Abstract
Plant cell contains two major cell organelles, chloroplast and mitochondria, which play key roles in energy metabolism as well as in regulating a number of prominent processes. Also, proteins that are located in both chloroplast and mitochondria presumably function distinctly in both locations, and therefore the knowledge about the localization of protein is vital. Hence, a webserver (DualPred) is designed to predict the plant dual-targeted proteins (chloroplast and mitochondria) using novel split protein-relatedness-measure feature and AdaBoost-J48 as a classifier. DualPred adopts two-layer prediction for distinguishing plant proteins dual-targeted to chloroplast and mitochondria from other localized proteins. DualPred was rigorously trained and tested with different benchmark datasets and newly developed independent dataset. Statistical techniques including K-fold cross-validation, detailed ROC analysis, Mathew’s correlation, and area under ROC curves were conducted to assess the performance of DualPred.
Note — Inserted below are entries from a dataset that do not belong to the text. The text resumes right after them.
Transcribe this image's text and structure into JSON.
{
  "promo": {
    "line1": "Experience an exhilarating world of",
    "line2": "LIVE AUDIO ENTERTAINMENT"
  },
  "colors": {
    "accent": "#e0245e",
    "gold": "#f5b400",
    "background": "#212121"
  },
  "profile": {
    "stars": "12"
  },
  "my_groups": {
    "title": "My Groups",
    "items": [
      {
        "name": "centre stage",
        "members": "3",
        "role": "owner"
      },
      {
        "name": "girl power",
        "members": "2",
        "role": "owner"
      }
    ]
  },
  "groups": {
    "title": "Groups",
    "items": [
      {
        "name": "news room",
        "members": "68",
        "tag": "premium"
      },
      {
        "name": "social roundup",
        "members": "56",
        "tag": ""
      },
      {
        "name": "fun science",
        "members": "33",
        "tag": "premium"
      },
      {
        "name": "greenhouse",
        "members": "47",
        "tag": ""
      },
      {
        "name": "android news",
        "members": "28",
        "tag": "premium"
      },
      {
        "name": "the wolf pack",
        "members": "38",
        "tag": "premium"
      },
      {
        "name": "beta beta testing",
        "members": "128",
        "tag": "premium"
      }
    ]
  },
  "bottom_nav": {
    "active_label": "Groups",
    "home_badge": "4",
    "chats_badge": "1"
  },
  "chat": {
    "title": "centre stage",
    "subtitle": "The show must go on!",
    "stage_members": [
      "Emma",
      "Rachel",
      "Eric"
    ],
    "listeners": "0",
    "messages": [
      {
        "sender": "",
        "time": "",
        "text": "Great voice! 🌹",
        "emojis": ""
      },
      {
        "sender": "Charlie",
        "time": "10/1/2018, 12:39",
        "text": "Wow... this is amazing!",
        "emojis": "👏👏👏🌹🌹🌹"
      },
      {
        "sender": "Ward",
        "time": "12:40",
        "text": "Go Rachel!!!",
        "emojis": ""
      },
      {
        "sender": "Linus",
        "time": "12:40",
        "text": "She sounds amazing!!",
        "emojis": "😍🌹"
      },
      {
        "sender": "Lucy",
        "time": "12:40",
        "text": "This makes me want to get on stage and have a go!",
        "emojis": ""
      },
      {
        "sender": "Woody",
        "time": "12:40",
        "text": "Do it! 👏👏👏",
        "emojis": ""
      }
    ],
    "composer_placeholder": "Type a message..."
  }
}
DualPred achieved an overall accuracy of 85.0% and 91.9% in a 10-fold cross validation on the new DT167 dataset and benchmark dataset, respectively in predicting dual-targeted protein. Validation with the independent dataset (DT167 as model and benchmark dataset as model) achieved overall accuracy of 89.2% and 86.8%, respectively. Also, the Mathew’s correlation and area under ROC curves for the classifiers on different datasets were found to be significant. Hence, based on the results of various validation tests it is evident that the novel feature representation was effective in distinguishing the plant proteins dual-targeted to chloroplast and mitochondria from other localized proteins. DualPred, the web server implementation of the algorithm written in PERL could be accessed freely through http://pcmpred.bicpu.edu.in/predict. php.
Keywords: Adaptive boosting, Best-first method, Chloroplast, Dual-targeted proteins, Mitochondria, Split protein-relatednessmeasure.